Artificial intelligence and robotic solutions will almost certainly take over many labor tasks traditionally performed by us mere mortals. However, in doing so, it mustn’t be forgotten that they will also open up new avenues of employment, and, by handling those routine tasks, free up human counterparts to better attend to more creative matters.

With a virtual assistant taking care of phone calls and keeping diaries up-to-date, human PAs can concentrate on helping executives develop ideas for company success, or liaising with staff, suppliers and clients. Freed from the toils of operating multi-camera setups and dressing actors in sensors, motion capture animators can dedicate more time to making visually-stunning artistic choices. Kitchen assistants can toss their spatulas to bots like Flippy and become “culinary-program administrators”, responsible for inventing and then programming new dishes into the machine. Although AI may perform better than humans in reviewing contract law, it’s still a long way away from developing common sense – and lawyers will always need plenty of that.

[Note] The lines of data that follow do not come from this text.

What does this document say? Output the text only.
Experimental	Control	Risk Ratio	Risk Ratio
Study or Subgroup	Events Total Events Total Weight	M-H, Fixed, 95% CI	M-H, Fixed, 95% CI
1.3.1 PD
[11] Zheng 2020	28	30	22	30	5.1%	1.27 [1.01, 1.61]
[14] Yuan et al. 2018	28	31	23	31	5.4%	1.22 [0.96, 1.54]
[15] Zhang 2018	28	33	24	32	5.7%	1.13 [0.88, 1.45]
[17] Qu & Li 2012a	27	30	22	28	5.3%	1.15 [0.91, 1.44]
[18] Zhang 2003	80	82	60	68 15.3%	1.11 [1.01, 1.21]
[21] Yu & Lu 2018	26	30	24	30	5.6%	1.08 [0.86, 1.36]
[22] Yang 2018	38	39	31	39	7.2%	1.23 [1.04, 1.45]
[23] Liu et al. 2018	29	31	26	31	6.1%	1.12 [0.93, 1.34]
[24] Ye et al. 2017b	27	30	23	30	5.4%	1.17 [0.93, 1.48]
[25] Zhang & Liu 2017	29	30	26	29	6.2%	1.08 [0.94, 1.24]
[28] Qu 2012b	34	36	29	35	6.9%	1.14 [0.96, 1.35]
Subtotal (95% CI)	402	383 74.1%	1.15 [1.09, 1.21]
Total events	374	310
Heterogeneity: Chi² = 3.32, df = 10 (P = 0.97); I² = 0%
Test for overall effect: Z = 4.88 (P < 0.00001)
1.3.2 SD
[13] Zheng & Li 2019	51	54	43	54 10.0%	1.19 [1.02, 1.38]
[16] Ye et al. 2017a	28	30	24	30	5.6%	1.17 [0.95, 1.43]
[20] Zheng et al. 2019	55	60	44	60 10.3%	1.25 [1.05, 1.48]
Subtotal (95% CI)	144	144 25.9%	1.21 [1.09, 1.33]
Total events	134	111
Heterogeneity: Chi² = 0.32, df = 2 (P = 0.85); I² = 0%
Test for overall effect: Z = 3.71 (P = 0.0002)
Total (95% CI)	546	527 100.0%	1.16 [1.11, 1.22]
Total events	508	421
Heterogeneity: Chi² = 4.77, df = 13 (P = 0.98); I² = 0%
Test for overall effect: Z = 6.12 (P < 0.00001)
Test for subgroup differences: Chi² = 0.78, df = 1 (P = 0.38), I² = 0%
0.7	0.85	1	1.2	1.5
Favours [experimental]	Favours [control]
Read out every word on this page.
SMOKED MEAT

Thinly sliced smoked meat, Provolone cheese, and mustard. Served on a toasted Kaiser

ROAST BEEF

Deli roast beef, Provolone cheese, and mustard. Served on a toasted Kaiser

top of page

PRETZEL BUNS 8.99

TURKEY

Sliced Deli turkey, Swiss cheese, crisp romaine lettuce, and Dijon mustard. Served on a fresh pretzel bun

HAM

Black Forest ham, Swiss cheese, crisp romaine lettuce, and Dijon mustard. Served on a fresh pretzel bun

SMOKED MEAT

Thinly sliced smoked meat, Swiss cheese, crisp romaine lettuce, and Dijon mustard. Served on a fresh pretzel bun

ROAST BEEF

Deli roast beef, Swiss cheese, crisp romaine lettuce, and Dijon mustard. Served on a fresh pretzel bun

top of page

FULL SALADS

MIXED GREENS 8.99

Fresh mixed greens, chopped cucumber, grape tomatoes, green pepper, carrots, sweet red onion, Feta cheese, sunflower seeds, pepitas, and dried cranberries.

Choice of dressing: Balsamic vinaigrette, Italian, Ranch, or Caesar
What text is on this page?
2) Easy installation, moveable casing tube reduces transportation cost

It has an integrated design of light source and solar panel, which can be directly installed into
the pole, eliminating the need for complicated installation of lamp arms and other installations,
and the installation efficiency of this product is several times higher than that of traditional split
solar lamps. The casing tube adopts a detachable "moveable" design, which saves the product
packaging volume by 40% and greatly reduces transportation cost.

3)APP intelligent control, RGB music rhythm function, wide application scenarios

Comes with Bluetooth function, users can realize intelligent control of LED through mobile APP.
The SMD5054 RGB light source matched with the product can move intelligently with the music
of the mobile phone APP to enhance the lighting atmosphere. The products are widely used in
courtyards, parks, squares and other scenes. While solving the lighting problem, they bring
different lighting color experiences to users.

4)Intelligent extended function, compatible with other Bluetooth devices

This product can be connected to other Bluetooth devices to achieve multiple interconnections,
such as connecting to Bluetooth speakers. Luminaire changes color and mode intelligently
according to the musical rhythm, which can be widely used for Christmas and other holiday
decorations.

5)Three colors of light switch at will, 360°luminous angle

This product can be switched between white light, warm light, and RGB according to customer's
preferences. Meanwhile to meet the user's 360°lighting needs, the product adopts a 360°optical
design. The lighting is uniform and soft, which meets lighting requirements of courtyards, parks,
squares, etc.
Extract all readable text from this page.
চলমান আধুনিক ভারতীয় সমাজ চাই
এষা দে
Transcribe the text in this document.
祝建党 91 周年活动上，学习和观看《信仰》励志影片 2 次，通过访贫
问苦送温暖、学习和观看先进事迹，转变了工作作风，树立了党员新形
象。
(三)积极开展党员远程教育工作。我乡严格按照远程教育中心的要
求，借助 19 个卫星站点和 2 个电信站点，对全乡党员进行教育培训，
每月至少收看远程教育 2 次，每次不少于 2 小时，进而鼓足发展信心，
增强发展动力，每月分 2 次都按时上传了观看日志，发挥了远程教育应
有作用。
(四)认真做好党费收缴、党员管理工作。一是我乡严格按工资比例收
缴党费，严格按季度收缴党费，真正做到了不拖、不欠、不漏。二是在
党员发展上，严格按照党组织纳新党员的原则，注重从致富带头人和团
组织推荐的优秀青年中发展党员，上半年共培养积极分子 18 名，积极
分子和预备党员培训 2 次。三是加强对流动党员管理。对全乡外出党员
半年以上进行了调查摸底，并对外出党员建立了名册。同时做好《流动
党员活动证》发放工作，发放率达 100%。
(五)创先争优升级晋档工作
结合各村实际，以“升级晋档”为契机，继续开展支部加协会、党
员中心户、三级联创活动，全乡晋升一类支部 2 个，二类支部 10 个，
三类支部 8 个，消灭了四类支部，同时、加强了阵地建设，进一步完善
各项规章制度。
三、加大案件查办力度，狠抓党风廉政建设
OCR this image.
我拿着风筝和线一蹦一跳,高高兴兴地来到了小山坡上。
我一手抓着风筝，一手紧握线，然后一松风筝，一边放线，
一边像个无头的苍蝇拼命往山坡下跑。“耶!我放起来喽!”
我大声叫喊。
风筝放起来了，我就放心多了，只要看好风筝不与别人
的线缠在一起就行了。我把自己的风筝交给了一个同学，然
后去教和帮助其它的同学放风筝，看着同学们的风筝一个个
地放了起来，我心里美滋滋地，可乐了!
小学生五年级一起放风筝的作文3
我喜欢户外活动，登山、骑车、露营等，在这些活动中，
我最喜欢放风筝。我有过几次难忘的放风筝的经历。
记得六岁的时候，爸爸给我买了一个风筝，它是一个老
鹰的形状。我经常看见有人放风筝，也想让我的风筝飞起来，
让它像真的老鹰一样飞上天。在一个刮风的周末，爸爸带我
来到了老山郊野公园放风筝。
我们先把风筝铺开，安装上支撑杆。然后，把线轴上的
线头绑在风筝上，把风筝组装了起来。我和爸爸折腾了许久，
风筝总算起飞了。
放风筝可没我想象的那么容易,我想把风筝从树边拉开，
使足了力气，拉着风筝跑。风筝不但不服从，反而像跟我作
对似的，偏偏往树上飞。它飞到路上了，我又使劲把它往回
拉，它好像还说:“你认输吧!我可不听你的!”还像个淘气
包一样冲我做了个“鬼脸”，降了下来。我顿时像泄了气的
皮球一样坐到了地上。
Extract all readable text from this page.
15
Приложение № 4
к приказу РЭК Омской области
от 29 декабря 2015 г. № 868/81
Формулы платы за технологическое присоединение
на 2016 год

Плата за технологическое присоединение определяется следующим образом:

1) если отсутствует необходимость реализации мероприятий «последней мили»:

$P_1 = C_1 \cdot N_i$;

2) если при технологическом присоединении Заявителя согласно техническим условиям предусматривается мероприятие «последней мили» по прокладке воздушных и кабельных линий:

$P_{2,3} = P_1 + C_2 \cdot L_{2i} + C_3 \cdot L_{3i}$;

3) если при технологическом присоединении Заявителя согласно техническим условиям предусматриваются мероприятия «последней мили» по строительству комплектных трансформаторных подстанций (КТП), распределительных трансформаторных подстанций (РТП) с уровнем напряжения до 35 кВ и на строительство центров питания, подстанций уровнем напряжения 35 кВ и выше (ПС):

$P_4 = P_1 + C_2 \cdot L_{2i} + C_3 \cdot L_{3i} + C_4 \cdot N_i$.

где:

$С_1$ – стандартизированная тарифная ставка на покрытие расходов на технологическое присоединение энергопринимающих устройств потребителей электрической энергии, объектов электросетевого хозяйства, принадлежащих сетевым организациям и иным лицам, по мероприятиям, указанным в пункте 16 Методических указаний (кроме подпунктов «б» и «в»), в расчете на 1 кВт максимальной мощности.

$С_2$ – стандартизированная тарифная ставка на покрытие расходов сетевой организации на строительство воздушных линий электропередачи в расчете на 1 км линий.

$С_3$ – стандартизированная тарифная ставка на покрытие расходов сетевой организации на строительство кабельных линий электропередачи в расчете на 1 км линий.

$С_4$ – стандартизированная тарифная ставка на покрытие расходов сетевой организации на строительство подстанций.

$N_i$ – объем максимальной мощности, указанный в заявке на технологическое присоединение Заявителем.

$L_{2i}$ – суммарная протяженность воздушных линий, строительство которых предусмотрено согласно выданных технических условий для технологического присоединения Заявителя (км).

Artificial intelligence requires technicians, and managing robots will, by necessity, simply become a newer form of employment. This has been true throughout history – technology obviates old jobs, but at the same time creates new ones. The robots are coming – but the working world will evolve in time with AI, and it will more likely be a case of our jobs being made more streamlined and efficient alongside its presence, as opposed to us losing them once and for all to the rise of the machines.

Summary:

5 Jobs Artificial Intelligence Could Replace Soon

1. Administrative Assistant. 2. Rideshare Driver. 3. Motion Capture Animator. 4. Lawyer. 5. Kitchen Assistant.”